Why should an elementary particle be a localized perturbation of that particle's quantum field? I'd rather define it as a free one-particle Fock state, which does not need to be localized in any sense of the word. For massless particles with spin ##\geq 1## it's even hard to make sense of "localization" since there's no position operator in the usual sense for them.

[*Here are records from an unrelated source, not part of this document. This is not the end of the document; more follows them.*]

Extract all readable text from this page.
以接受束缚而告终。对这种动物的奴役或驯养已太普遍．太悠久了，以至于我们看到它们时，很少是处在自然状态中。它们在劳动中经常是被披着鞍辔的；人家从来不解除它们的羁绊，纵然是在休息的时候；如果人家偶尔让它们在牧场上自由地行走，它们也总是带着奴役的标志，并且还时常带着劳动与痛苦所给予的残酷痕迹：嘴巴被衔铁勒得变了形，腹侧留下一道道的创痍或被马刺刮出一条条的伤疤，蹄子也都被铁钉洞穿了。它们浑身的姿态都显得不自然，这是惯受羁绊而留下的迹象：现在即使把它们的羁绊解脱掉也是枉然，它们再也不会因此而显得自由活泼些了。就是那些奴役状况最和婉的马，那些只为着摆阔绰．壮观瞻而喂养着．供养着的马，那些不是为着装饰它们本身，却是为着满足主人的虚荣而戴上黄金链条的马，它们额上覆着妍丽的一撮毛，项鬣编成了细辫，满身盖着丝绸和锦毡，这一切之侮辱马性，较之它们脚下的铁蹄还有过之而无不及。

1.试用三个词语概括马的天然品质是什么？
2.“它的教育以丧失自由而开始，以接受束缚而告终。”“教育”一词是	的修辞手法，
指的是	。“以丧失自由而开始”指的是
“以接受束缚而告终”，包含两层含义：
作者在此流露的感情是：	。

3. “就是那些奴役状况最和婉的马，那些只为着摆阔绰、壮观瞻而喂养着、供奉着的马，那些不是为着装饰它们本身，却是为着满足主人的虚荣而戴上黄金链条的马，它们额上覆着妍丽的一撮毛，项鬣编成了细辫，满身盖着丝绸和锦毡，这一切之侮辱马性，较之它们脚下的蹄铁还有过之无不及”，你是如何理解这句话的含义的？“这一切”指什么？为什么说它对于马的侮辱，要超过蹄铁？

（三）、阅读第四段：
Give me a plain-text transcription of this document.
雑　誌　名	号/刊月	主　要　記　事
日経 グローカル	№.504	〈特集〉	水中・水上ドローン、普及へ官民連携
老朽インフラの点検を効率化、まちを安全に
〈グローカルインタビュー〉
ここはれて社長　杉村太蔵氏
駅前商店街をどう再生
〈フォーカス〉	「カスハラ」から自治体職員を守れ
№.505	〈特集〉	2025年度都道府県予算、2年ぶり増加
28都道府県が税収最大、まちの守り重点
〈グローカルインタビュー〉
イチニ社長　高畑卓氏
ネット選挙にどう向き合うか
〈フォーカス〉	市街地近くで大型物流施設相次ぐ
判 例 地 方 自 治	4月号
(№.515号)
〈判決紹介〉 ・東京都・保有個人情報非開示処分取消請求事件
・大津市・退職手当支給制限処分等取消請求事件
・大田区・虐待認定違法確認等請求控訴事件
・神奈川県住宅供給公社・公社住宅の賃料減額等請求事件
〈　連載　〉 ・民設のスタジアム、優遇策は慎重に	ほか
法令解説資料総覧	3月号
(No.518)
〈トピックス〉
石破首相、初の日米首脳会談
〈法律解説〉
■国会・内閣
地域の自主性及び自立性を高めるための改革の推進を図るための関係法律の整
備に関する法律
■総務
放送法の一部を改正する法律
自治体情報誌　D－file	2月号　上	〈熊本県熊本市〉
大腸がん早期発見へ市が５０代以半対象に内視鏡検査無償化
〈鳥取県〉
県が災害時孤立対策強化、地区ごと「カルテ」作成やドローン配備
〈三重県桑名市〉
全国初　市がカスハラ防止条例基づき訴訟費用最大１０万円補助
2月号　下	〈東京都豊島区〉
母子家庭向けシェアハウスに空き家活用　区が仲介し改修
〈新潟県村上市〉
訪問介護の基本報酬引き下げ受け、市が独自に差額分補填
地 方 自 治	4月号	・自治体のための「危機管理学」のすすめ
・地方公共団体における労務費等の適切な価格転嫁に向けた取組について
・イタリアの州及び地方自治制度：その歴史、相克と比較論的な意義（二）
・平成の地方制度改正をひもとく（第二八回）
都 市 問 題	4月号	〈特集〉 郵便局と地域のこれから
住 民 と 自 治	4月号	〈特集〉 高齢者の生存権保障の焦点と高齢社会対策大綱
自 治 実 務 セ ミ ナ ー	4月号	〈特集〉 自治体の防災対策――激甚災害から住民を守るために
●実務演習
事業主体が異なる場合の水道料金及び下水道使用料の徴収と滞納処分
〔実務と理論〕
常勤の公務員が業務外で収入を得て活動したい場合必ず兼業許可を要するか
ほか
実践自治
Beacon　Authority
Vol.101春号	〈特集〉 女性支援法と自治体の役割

The spin of a particle is given by the transformation properties of the zero-momentum states of that particle. For massive particles the rotation subgroup of the Lorentz group leaves a particle at rest at rest, and thus for a massive particle the zero-momentum states allow for a representation of the full rotation group (or more precisely its covering group SU(2), which comes into the game, because not the Hilbert space vectors are the true representants of the (pure) states but rays in Hilbert space, i.e., just multiplying all vectors with the same phase factor doesn't change the state, and thus also unitary representations up to phase factors (socalled ray representations) are allowed, i.e., you are allowed to look at all representations of the group SU(2) to represent rotations). Since the particle is assumed to be elementary this should be an irreducible representation, and thus you can just apply the representation theory of angular momentum from your quantum mechanics course. The representations of SU(2) are completely determined by the spin quantum number ##s \in \{0,1/2,1,\ldots \}##. This means each elementary particle is determined by its mass squared ##m^2## and spin ##s##. For given ##s## a basis are the eigenstates of the z-component of angular momentum, ##\sigma_z \in \{-s,-s+1,\ldots,s-1,s \}##, i.e., for ##\vec{p}=0## you have ##(2s+1)## orthogonal basis vectors.
This is enough to extend the Hilbert space to allow for representations of the full Poincare group, and via boosts, also represented by unitary transformations, you can get any non-zero momentum eigenstate too. So also for any non-zero momentum you have ##(2s+1)## orthogonal independent basis vectors, and this explains why you have these additional descrete spin-degrees of freedom.